Se esse raciocínio da reforma se estende para a saúde, vão ser fechados serviços; se se estende para a educação, vão ser fechados serviços, o que o governo já anuncia, dizendo que nas faculdades e universidades só devem entrar quem tem dinheiro para pagar. É uma política de desconstrução dos pactos de proteção social. E a reforma da Previdência vem para consolidar um modelo de primazia do capital improdutivo, do rentismo, na economia nacional. Essas discussões precisam ser postas. A prioridade não é reduzir o acesso da população às políticas públicas. O sistema de capitalização está sendo revisto em 15 países e o Brasil quer impor esse regime que já mostrou seu próprio fracasso.
A oposição depende do Centrão para barrar a reforma na Câmara?

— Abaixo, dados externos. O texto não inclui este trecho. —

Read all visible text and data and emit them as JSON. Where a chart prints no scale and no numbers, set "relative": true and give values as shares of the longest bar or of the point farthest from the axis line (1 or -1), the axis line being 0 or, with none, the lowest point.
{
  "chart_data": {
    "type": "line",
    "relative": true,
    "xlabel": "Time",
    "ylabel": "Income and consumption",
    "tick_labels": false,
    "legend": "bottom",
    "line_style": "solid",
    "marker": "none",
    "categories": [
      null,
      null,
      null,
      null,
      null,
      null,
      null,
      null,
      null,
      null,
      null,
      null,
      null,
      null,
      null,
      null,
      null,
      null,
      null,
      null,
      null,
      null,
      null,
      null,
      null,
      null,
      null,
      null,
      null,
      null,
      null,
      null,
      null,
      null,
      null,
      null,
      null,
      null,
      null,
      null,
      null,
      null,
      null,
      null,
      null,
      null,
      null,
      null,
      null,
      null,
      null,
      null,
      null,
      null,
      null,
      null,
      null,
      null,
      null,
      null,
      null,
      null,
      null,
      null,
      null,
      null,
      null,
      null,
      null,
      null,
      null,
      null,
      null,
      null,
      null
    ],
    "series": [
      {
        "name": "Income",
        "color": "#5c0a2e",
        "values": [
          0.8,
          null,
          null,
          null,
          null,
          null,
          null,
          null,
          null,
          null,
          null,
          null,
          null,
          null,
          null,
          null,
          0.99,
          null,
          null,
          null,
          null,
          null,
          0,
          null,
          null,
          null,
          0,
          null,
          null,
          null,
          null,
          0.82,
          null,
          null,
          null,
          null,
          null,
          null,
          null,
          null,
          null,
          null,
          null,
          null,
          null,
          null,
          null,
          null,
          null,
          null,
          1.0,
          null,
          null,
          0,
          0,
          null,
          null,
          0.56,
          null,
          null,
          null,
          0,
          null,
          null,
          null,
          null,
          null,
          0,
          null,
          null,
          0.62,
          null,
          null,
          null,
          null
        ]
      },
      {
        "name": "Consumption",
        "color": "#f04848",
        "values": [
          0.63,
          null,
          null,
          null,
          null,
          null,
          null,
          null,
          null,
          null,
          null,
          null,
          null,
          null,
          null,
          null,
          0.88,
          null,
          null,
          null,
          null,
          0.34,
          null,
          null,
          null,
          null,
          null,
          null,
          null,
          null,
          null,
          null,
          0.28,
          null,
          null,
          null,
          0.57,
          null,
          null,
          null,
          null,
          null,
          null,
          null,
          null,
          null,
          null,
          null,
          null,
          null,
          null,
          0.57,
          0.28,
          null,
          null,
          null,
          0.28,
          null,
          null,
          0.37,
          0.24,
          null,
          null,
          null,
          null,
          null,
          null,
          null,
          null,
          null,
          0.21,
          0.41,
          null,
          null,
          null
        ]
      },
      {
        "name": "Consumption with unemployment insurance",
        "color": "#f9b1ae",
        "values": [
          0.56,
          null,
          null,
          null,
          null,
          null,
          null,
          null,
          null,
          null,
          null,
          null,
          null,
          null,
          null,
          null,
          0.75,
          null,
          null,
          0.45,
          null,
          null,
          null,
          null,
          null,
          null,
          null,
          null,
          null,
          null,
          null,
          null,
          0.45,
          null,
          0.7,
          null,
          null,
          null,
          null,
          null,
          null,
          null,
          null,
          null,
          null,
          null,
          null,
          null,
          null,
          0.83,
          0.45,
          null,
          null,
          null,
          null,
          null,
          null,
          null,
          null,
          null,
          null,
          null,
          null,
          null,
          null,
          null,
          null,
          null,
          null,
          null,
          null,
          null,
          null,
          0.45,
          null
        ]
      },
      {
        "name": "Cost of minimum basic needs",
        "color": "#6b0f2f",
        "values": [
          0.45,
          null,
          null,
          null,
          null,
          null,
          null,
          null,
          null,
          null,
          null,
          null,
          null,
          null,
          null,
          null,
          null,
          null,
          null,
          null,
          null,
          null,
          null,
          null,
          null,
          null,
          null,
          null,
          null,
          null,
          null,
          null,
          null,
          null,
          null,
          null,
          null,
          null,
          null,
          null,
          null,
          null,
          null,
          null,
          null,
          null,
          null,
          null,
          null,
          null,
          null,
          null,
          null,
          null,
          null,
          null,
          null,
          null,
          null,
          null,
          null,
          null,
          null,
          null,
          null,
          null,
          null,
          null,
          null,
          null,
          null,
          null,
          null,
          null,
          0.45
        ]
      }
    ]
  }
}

A esquerda vai trabalhar para que não tenhamos a reforma. Nós trabalhamos com as contradições da base governista, porque é importante construir maioria para derrotar a proposta. No governo Temer, a reforma estava pronta para ir ao plenário e não foi. O que é mais fundamental é a compreensão da população do dano que essa reforma vai provocar a ela mesma, que tenha consciência das ameaças que essa reforma representa e possa fazer uma pressão de fora para dentro, que foi o que aconteceu no governo Temer. Trabalhamos de forma concreta para disputar a narrativa, porque a narrativa do governo não se sustenta. Não é reforma contra privilégios e não assegura futuro a quem quer que seja.